Clean Water Advocacy - News Releases - March 28, 2001
March 28, 2001
Contact: Lee Garrigan, 202/833-4655, AMSA
AMSA Addresses Water Infrastructure Needs Before Congress
Washington, DC – "The time has come to once again make water infrastructure funding a national priority" Pat Karney, Director of the Metropolitan Sewer District of Greater Cincinnati, told the House Subcommittee on Water Resources and Environment this morning. Karney testified on behalf of the Association of Metropolitan Sewerage Agencies (AMSA) in one of the first in a series of Congressional hearings to address closing the $23 billion funding gap between current local investments in water and wastewater infrastructure and what is needed over the next 20 years to replace aging and failing pipes and meet Clean Water Act and Safe Drinking Water Act mandates.
The environmental gains made by the water and wastewater community over the past thirty years are impressive, but they are in jeopardy. According to the U.S. Environmental Protection Agency, the nation will lose a generation of water quality progress without significant new investment in water and wastewater infrastructure. "Recently, more than a million consumers in California were plunged into darkness as the nation's energy crisis deepened. Imagine what would happen if the nation's water and wastewater systems began to fail," Karney stated. "As the Director of Cincinnati's sewer district, could I ask our consumers to tolerate untreated or unsafe water? I think not, because the failure of wastewater systems could create a public health emergency, cause widespread environmental degradation, and lead to an erosion of our local economies."
The $23 billion gap is documented in two reports released by the Water Infrastructure Network (WIN), most recently in last month’s Water Infrastructure Now: Recommendations for Clean and Safe Water in the 21st Century (WINow), which has been endorsed by AMSA and over 30 nationally-recognized organizations.
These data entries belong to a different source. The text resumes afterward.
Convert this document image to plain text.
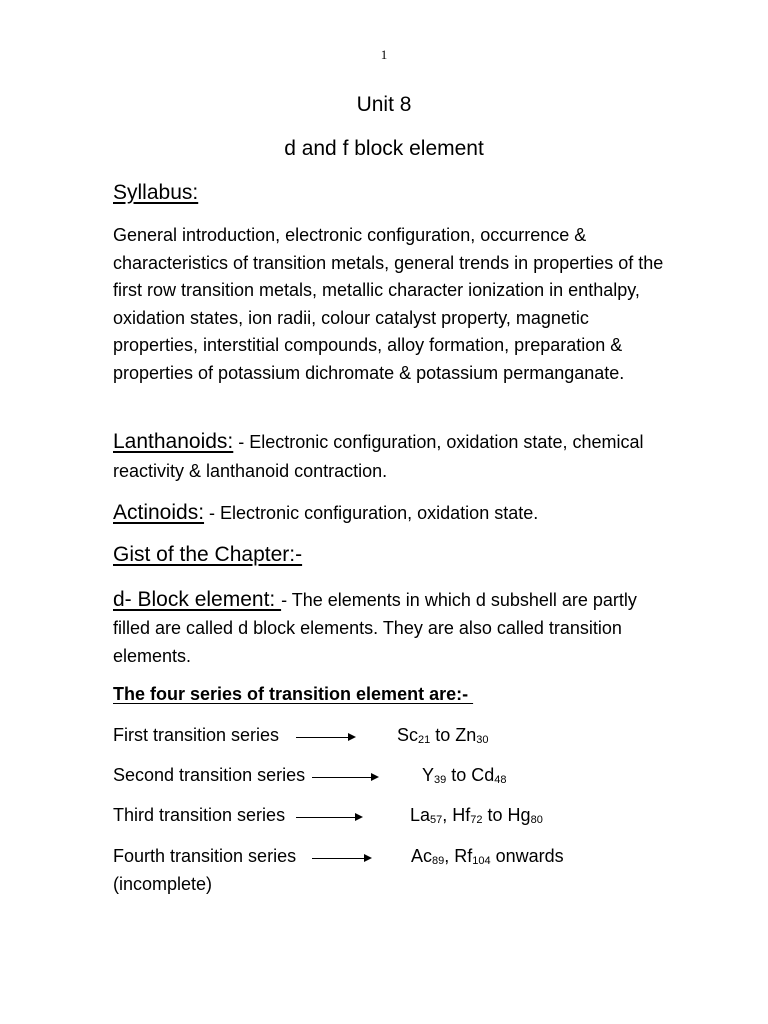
1
Unit 8
d and f block element
Syllabus:
General introduction, electronic configuration, occurrence & characteristics of transition metals, general trends in properties of the first row transition metals, metallic character ionization in enthalpy, oxidation states, ion radii, colour catalyst property, magnetic properties, interstitial compounds, alloy formation, preparation & properties of potassium dichromate & potassium permanganate.
Lanthanoids: - Electronic configuration, oxidation state, chemical reactivity & lanthanoid contraction.
Actinoids: - Electronic configuration, oxidation state.
Gist of the Chapter:-
d- Block element: - The elements in which d subshell are partly filled are called d block elements. They are also called transition elements.
The four series of transition element are:-
First transition series	$Sc_{21}$ to $Zn_{30}$
Second transition series	$Y_{39}$ to $Cd_{48}$
Third transition series	$La_{57}$, $Hf_{72}$ to $Hg_{80}$
Fourth transition series	$Ac_{89}$, $Rf_{104}$ onwards
(incomplete)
The WINow report makes specific recommendations on bridging the infrastructure funding gap through a renewed federal commitment to the nation’s municipalities. By authorizing an average of $11.5 billion per year in capitalization funds over the next five years the federal government will provide states with the necessary funds to offer grants and loans to local water and wastewater agencies for repairs and replacement of aging infrastructure.
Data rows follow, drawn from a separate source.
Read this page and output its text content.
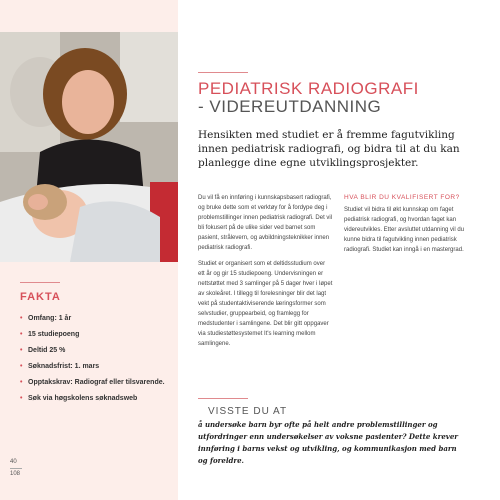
FAKTA
• Omfang: 1 år
• 15 studiepoeng
• Deltid 25 %
• Søknadsfrist: 1. mars
• Opptakskrav: Radiograf eller tilsvarende.
• Søk via høgskolens søknadsweb
40
108
PEDIATRISK RADIOGRAFI
- VIDEREUTDANNING

Hensikten med studiet er å fremme fagutvikling innen pediatrisk radiografi, og bidra til at du kan planlegge dine egne utviklingsprosjekter.

Du vil få en innføring i kunnskapsbasert radiografi, og bruke dette som et verktøy for å fordype deg i problemstillinger innen pediatrisk radiografi. Det vil bli fokusert på de ulike sider ved barnet som pasient, strålevern, og avbildningsteknikker innen pediatrisk radiografi.

Studiet er organisert som et deltidsstudium over ett år og gir 15 studiepoeng. Undervisningen er nettstøttet med 3 samlinger på 5 dager hver i løpet av skoleåret. I tillegg til forelesninger blir det lagt vekt på studentaktiviserende læringsformer som selvstudier, gruppearbeid, og framlegg for medstudenter i samlingene. Det blir gitt oppgaver via studiestøttesystemet It's learning mellom samlingene.

HVA BLIR DU KVALIFISERT FOR?

Studiet vil bidra til økt kunnskap om faget pediatrisk radiografi, og hvordan faget kan videreutvikles. Etter avsluttet utdanning vil du kunne bidra til fagutvikling innen pediatrisk radiografi. Studiet kan inngå i en mastergrad.

VISSTE DU AT

å undersøke barn byr ofte på helt andre problemstillinger og utfordringer enn undersøkelser av voksne pasienter? Dette krever innføring i barns vekst og utvikling, og kommunikasjon med barn og foreldre.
"We commend Congress on addressing the issue of infrastructure needs," AMSA Executive Director Ken Kirk said. "Cincinnati is only one of thousands of cities, counties, and towns facing aging infrastructure. This problem may be ‘out of sight’ but it no longer can stay ‘out of mind’. The time to do something about this problem is now. We look forward to working with the Congress to identify workable solutions to preserving the environmental gains of the last decades," Kirk added.
Copies of WINow and the text of Mr. Karney’s testimony are available at http://www.amsa-cleanwater.org/advocacy/testimony/3-28-01testimony.cfm.
The Association of Metropolitan Sewerage Agencies represents the interests of the nation’s municipal wastewater treatment agencies. AMSA members serve the majority of the sewered population in the United States and collectively treat and reclaim over 18 billion gallons of wastewater each day. AMSA’s members are true environmental practitioners dedicated to protecting and improving the quality of the nation’s waters.